WHAB
- Acton, Massachusetts; United States;
- Frequency: 89.1 MHz

Programming
- Format: High school radio

Ownership
- Owner: Acton-Boxborough Regional High School; (Acton-Boxborough Regional School District);

History
- First air date: August 1, 1979
- Call sign meaning: High school, Acton-Boxborough

Technical information
- Licensing authority: FCC
- Facility ID: 426
- Class: D
- ERP: 8 watts
- HAAT: 8 meters (26 ft)
- Transmitter coordinates: 42°28′48.3″N 71°27′26.2″W﻿ / ﻿42.480083°N 71.457278°W

Links
- Public license information: Public file; LMS;
- Website: sites.google.com/abschools.org/whab-ab-radio/home

= WHAB =

WHAB (89.1 FM) is a high school radio station licensed to serve Acton, Massachusetts. The station is owned by Acton-Boxborough Regional High School and licensed to the Acton-Boxborough Regional School District. It airs a high school radio format.
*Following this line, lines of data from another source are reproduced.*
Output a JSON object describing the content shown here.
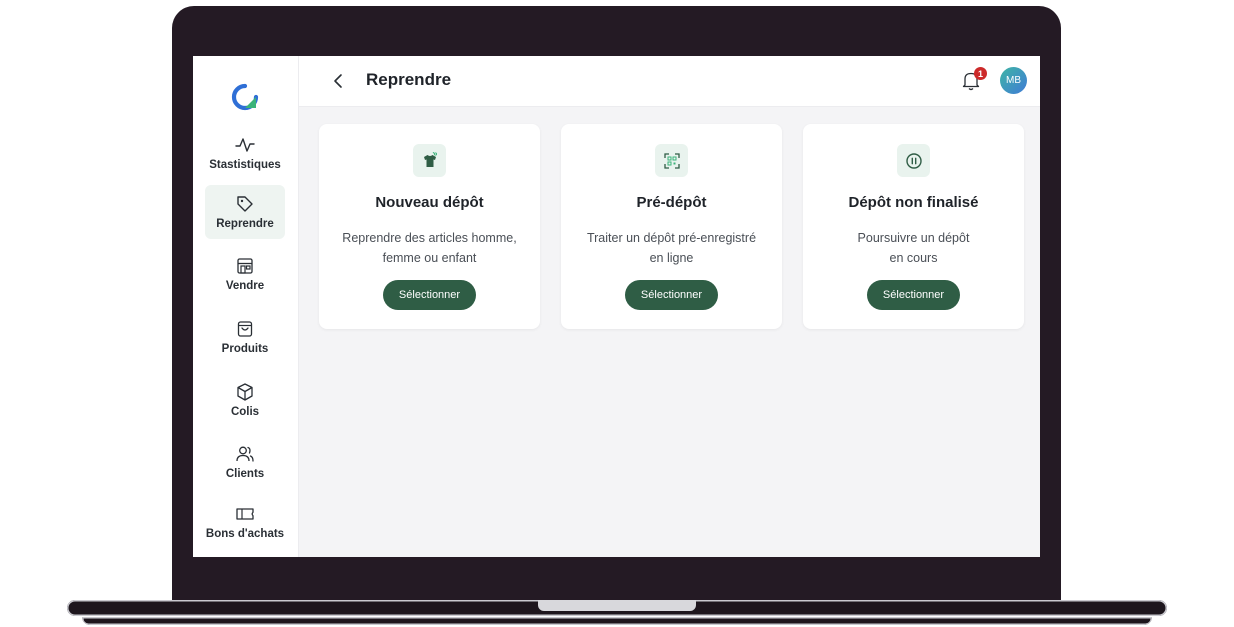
{
  "app": {
    "title": "Reprendre",
    "notifications_count": "1",
    "user_initials": "MB",
    "brand_color": "#2f5d45",
    "accent_color": "#cc2a2a"
  },
  "sidebar": {
    "logo_icon": "logo-icon",
    "items": [
      {
        "label": "Stastistiques",
        "icon": "activity-icon",
        "active": false
      },
      {
        "label": "Reprendre",
        "icon": "tag-icon",
        "active": true
      },
      {
        "label": "Vendre",
        "icon": "store-icon",
        "active": false
      },
      {
        "label": "Produits",
        "icon": "bag-icon",
        "active": false
      },
      {
        "label": "Colis",
        "icon": "box-icon",
        "active": false
      },
      {
        "label": "Clients",
        "icon": "users-icon",
        "active": false
      },
      {
        "label": "Bons d'achats",
        "icon": "ticket-icon",
        "active": false
      }
    ]
  },
  "cards": [
    {
      "icon": "shirt-icon",
      "title": "Nouveau dépôt",
      "desc_line1": "Reprendre des articles homme,",
      "desc_line2": "femme ou enfant",
      "button": "Sélectionner"
    },
    {
      "icon": "scan-icon",
      "title": "Pré-dépôt",
      "desc_line1": "Traiter un dépôt pré-enregistré",
      "desc_line2": "en ligne",
      "button": "Sélectionner"
    },
    {
      "icon": "pause-icon",
      "title": "Dépôt non finalisé",
      "desc_line1": "Poursuivre un dépôt",
      "desc_line2": "en cours",
      "button": "Sélectionner"
    }
  ]
}
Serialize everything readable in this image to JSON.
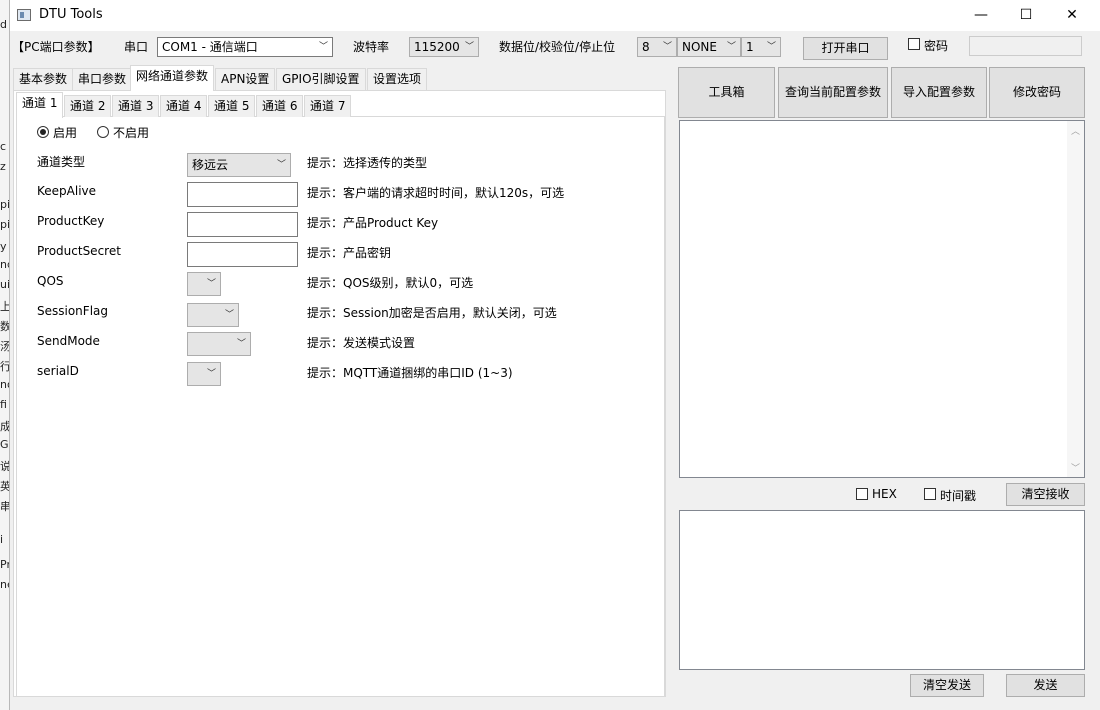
{
  "window": {
    "title": "DTU Tools",
    "minimize": "—",
    "maximize": "☐",
    "close": "✕"
  },
  "background_strip": [
    "d",
    "c",
    "z",
    "pi",
    "pi",
    "y",
    "nd",
    "ui",
    "上",
    "数",
    "汤",
    "行",
    "no",
    "fi",
    "成",
    "G",
    "说",
    "英",
    "串",
    "i",
    "Pr",
    "ne"
  ],
  "serial": {
    "section_label": "【PC端口参数】",
    "port_label": "串口",
    "port_value": "COM1 - 通信端口",
    "baud_label": "波特率",
    "baud_value": "115200",
    "bits_label": "数据位/校验位/停止位",
    "data_bits": "8",
    "parity": "NONE",
    "stop_bits": "1",
    "open_button": "打开串口",
    "password_label": "密码",
    "password_value": ""
  },
  "main_tabs": [
    "基本参数",
    "串口参数",
    "网络通道参数",
    "APN设置",
    "GPIO引脚设置",
    "设置选项"
  ],
  "channel_tabs": [
    "通道 1",
    "通道 2",
    "通道 3",
    "通道 4",
    "通道 5",
    "通道 6",
    "通道 7"
  ],
  "channel": {
    "enable_label": "启用",
    "disable_label": "不启用",
    "enabled": true,
    "fields": [
      {
        "label": "通道类型",
        "value": "移远云",
        "hint": "提示：选择透传的类型"
      },
      {
        "label": "KeepAlive",
        "value": "",
        "hint": "提示：客户端的请求超时时间，默认120s，可选"
      },
      {
        "label": "ProductKey",
        "value": "",
        "hint": "提示：产品Product Key"
      },
      {
        "label": "ProductSecret",
        "value": "",
        "hint": "提示：产品密钥"
      },
      {
        "label": "QOS",
        "value": "",
        "hint": "提示：QOS级别，默认0，可选"
      },
      {
        "label": "SessionFlag",
        "value": "",
        "hint": "提示：Session加密是否启用，默认关闭，可选"
      },
      {
        "label": "SendMode",
        "value": "",
        "hint": "提示：发送模式设置"
      },
      {
        "label": "serialD",
        "value": "",
        "hint": "提示：MQTT通道捆绑的串口ID (1~3)"
      }
    ]
  },
  "right": {
    "toolbox_button": "工具箱",
    "query_button": "查询当前配置参数",
    "import_button": "导入配置参数",
    "change_pwd_button": "修改密码",
    "hex_label": "HEX",
    "timestamp_label": "时间戳",
    "clear_recv_button": "清空接收",
    "clear_send_button": "清空发送",
    "send_button": "发送"
  },
  "icons": {
    "dropdown": "chevron-down-icon",
    "scroll_up": "chevron-up-icon",
    "scroll_down": "chevron-down-icon"
  },
  "colors": {
    "window_bg": "#f0f0f0",
    "button_bg": "#e1e1e1",
    "border": "#adadad"
  }
}
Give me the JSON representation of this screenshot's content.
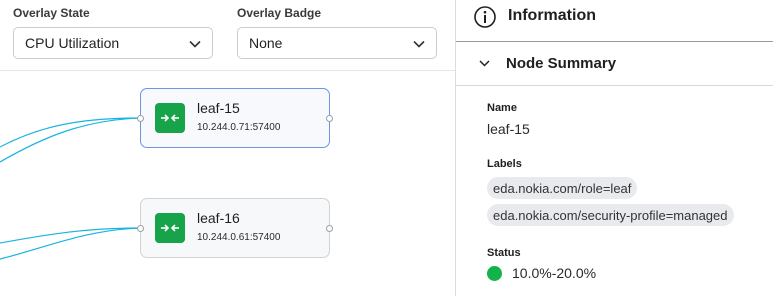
{
  "toolbar": {
    "overlay_state_label": "Overlay State",
    "overlay_state_value": "CPU Utilization",
    "overlay_badge_label": "Overlay Badge",
    "overlay_badge_value": "None"
  },
  "topology": {
    "link_color": "#17b4df",
    "badge_color": "#16a34a",
    "nodes": [
      {
        "name": "leaf-15",
        "address": "10.244.0.71:57400",
        "selected": true
      },
      {
        "name": "leaf-16",
        "address": "10.244.0.61:57400",
        "selected": false
      }
    ]
  },
  "panel": {
    "title": "Information",
    "section_title": "Node Summary",
    "name_label": "Name",
    "name_value": "leaf-15",
    "labels_label": "Labels",
    "labels": [
      "eda.nokia.com/role=leaf",
      "eda.nokia.com/security-profile=managed"
    ],
    "status_label": "Status",
    "status_value": "10.0%-20.0%",
    "status_color": "#14b34a"
  }
}
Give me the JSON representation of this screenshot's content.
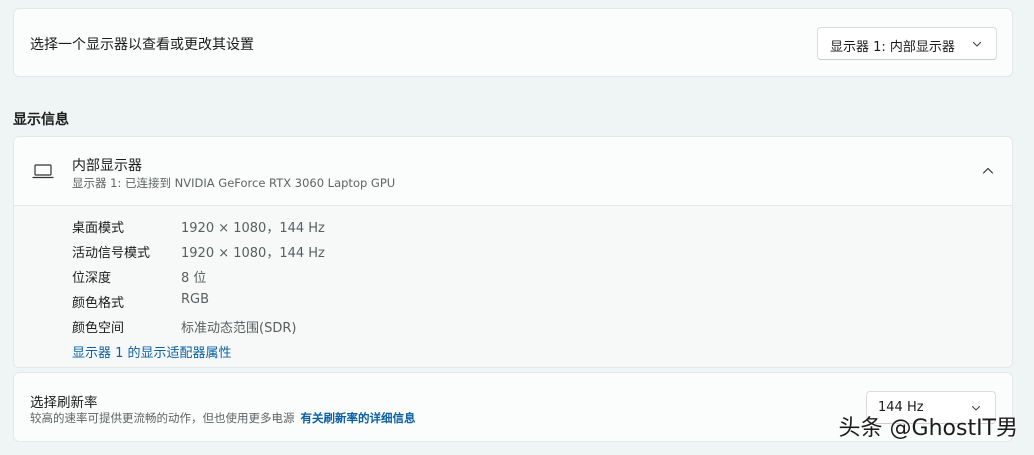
{
  "display_select": {
    "prompt": "选择一个显示器以查看或更改其设置",
    "dropdown_value": "显示器 1: 内部显示器"
  },
  "section_title": "显示信息",
  "display_info": {
    "title": "内部显示器",
    "subtitle": "显示器 1: 已连接到 NVIDIA GeForce RTX 3060 Laptop GPU",
    "rows": [
      {
        "label": "桌面模式",
        "value": "1920 × 1080，144 Hz"
      },
      {
        "label": "活动信号模式",
        "value": "1920 × 1080，144 Hz"
      },
      {
        "label": "位深度",
        "value": "8 位"
      },
      {
        "label": "颜色格式",
        "value": "RGB"
      },
      {
        "label": "颜色空间",
        "value": "标准动态范围(SDR)"
      }
    ],
    "adapter_link": "显示器 1 的显示适配器属性"
  },
  "refresh_rate": {
    "title": "选择刷新率",
    "description": "较高的速率可提供更流畅的动作，但也使用更多电源",
    "link": "有关刷新率的详细信息",
    "dropdown_value": "144 Hz"
  },
  "watermark": "头条 @GhostIT男",
  "icons": {
    "display": "laptop-icon",
    "collapse": "chevron-up-icon",
    "dropdown": "chevron-down-icon"
  },
  "colors": {
    "accent_link": "#0b5fa5",
    "background": "#eef5f4",
    "card": "#fbfcfc"
  }
}
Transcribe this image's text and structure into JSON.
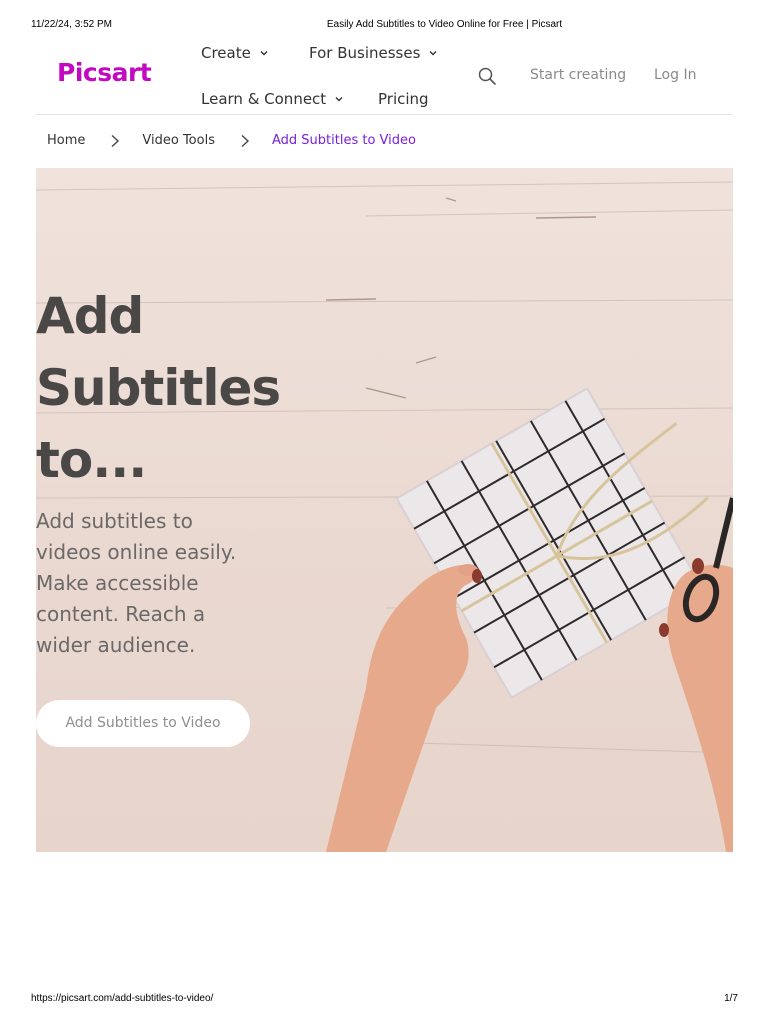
{
  "print": {
    "datetime": "11/22/24, 3:52 PM",
    "doc_title": "Easily Add Subtitles to Video Online for Free | Picsart",
    "url": "https://picsart.com/add-subtitles-to-video/",
    "page": "1/7"
  },
  "nav": {
    "logo": "Picsart",
    "logo_color": "#c209c1",
    "items": [
      {
        "label": "Create",
        "has_dropdown": true
      },
      {
        "label": "For Businesses",
        "has_dropdown": true
      },
      {
        "label": "Learn & Connect",
        "has_dropdown": true
      },
      {
        "label": "Pricing",
        "has_dropdown": false
      }
    ],
    "search_icon": "search-icon",
    "start_creating": "Start creating",
    "login": "Log In"
  },
  "breadcrumb": {
    "items": [
      "Home",
      "Video Tools",
      "Add Subtitles to Video"
    ],
    "current_color": "#7a1fd6"
  },
  "hero": {
    "title_lines": [
      "Add",
      "Subtitles",
      "to..."
    ],
    "description_lines": [
      "Add subtitles to",
      "videos online easily.",
      "Make accessible",
      "content. Reach a",
      "wider audience."
    ],
    "cta": "Add Subtitles to Video"
  }
}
WHAB is one of more than a dozen FCC-licensed high school radio stations in the state of Massachusetts.

The station was assigned the WHAB call letters by the Federal Communications Commission.

After technical issues that left the station silent for a time in the early 1990s, WHAB returned to full-time broadcasting in 1995. In addition to its FM signal, WHAB's programming is carried on Acton Community Television and in a studio room near the high school's cafeteria.